= Dhiren Banerjee =

Indian politician

Dr. Dhirendranath Banerjee was an Indian politician and physician. He was a founding member of the Revolutionary Socialist Party (RSP) and an elected parliamentarian.

Banerjee became involved in political struggles during the 1921 Non-Cooperation Movement. He studied at Rajshahi College, where he befriended members of the Anushilan Samiti. He became an active member of the Anushilan Samiti resistance movement in the struggle for Indian independence.

Banerjee graduated from Campbell Medical School in 1928. With a medical diploma, he opened medical practice in the country-side.
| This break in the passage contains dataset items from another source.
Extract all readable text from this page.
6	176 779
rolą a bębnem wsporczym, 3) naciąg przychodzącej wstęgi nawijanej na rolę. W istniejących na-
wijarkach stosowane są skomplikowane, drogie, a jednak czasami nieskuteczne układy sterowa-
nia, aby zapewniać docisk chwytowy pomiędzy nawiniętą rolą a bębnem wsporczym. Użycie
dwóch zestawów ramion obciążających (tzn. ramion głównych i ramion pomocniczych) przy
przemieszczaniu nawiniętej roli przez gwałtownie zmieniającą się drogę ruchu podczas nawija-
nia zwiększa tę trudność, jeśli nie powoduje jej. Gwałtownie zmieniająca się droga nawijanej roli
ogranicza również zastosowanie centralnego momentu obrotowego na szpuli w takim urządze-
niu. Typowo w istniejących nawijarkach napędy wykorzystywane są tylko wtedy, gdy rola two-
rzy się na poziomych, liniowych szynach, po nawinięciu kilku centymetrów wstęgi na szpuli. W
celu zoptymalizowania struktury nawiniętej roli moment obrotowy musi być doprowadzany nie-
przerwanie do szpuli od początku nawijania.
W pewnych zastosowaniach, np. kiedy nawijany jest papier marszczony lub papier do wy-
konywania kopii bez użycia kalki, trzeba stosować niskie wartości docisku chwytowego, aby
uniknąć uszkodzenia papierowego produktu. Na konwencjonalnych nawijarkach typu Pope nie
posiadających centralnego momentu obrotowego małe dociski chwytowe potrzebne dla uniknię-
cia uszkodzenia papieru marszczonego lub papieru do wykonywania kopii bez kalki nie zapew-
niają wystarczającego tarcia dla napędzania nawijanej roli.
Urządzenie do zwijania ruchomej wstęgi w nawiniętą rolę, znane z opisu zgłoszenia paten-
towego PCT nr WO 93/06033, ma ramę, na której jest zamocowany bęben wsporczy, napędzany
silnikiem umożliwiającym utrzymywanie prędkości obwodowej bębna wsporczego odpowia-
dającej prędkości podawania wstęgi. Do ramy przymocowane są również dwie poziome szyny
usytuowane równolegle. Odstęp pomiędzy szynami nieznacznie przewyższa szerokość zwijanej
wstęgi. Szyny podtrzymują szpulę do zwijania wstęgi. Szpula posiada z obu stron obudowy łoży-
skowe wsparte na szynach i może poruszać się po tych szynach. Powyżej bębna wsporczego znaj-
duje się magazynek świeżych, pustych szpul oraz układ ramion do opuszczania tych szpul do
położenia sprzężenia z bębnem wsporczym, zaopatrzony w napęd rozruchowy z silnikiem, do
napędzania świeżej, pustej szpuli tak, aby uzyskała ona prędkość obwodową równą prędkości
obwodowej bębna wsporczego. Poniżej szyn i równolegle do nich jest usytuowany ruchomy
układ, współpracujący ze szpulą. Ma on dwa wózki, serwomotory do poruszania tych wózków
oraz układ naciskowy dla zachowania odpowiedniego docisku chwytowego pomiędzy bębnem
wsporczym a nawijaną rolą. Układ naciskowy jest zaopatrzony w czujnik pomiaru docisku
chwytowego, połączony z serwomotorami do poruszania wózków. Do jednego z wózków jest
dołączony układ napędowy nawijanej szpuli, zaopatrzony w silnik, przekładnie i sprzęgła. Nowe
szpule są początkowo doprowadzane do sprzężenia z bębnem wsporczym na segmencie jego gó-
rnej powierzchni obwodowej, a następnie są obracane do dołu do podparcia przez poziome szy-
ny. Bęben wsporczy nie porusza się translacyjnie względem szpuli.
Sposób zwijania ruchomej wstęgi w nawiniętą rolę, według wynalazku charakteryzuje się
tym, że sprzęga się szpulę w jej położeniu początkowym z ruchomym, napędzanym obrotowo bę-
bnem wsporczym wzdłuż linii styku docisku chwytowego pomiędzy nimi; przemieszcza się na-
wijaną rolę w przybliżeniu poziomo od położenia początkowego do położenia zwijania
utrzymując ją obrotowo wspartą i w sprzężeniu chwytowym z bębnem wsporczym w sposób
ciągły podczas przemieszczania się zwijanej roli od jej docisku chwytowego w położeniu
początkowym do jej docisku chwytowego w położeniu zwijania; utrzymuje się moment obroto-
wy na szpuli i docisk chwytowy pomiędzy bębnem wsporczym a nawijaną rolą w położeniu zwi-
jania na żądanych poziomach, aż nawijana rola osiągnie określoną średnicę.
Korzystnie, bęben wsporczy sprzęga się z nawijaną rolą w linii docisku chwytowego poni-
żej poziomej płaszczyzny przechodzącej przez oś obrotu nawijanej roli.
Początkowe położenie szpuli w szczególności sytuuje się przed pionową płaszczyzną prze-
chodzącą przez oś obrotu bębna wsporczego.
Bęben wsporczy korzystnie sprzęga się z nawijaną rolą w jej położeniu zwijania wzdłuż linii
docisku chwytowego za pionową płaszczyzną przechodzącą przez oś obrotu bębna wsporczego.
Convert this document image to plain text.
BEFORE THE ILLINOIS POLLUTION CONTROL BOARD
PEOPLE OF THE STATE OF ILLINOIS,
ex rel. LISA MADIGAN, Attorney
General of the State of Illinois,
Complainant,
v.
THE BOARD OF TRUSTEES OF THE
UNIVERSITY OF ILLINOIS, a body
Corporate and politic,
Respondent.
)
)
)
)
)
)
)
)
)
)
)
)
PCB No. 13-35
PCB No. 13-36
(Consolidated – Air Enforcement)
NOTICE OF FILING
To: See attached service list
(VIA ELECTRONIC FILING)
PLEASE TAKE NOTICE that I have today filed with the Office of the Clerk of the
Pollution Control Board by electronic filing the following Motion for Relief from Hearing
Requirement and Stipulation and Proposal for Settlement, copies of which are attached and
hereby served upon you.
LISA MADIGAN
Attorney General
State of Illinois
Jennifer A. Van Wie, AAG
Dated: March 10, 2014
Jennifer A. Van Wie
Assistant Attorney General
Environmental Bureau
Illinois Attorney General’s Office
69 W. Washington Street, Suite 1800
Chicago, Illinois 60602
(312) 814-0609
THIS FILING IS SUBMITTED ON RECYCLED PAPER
Whilst working as a physician he remained in touch with Anushilan Samiti. Banerjee was arrested and jailed in 1934.

Banerjee was a founding member of RSP in 1940. He moved to Balurghat and worked on organising RSP in the northern parts of the province. He led the 1956 anti-merger movement in West Dinajpur district (against merger of West Bengal and Bihar). He won the unreserved seat in the Balurghat constituency in the 1957 West Bengal Legislative Assembly election. He was a leading figure in the 1959 Food Movement in West Dinajpur district.

Banerjee died in Balurghat on 8 January 1978, at the age of 74 years.